Russ found the chain and it is ordered. With the century in 3 weeks and the build up to project level rides I’m looking hard at the old hybrid now. It wasn’t riding quite right last time I was on it. I loaned it to someone. I think that is what happened to it, but I don’t know what it will take to get it right.
We took the hybrid out yesterday. It is rideable by some standards, but I don’t know what is wrong, I think it is something in the steering or front wheel. The bike is a fairly simple machine, but I don’t know that much about it. If it were a car with a manual transmission and the clutch plate was slipping, I know what that feels like. If I had been the person riding it when it started to have the problem, I might have a guess.

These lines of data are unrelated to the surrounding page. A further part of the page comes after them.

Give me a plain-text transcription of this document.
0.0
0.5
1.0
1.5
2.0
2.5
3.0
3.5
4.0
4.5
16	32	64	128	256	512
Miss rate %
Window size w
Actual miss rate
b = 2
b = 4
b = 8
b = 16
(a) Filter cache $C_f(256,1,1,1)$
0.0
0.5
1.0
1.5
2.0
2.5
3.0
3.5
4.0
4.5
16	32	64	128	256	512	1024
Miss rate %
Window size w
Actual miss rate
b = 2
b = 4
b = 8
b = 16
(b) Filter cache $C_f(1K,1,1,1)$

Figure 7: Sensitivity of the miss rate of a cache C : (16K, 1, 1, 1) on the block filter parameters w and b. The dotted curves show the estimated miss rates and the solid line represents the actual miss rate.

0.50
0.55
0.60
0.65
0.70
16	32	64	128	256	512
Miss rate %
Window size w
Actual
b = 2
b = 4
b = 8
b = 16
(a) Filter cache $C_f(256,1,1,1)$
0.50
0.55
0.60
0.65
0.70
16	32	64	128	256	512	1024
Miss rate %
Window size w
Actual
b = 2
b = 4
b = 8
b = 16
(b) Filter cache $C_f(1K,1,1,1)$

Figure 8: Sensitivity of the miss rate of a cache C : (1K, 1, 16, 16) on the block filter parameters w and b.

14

My fear is that it’s something that will get worse if I continue to ride it, going from a less expensive repair to a more expensive repair, or even something that could cause me to have an accident. It could certainly do that through behaving slightly unpredictably, even it it doesn’t happen with a catastrophic failure.
The bike needed a seat post so we could mount a seat. Russ put the Brooks I haven’t been using on it, so we were at the shop yesterday to get the post, but didn’t want to ask someone to look at it until they could test ride it if needed. I’ll take it by for an assessment today, and the chain for the road bike should be in by the 11th. Riding isn’t cancelled, but it will be hard to ride as much as I’d like for a week or more.
The century is in 3 weeks. Unfortunately, a broken bike isn’t a good back-up. And the planned repairs on my primary bike are “just to get it back to the shape it was in”. That wasn’t delivered with a condescending tone, but it was clear that more repairs are on the way. The clarity of goal was to ride as much as possible throughout June while my schedule was more open, for both the project and the century. That’s still the goal. It’s just not going to look quite like I envisioned it.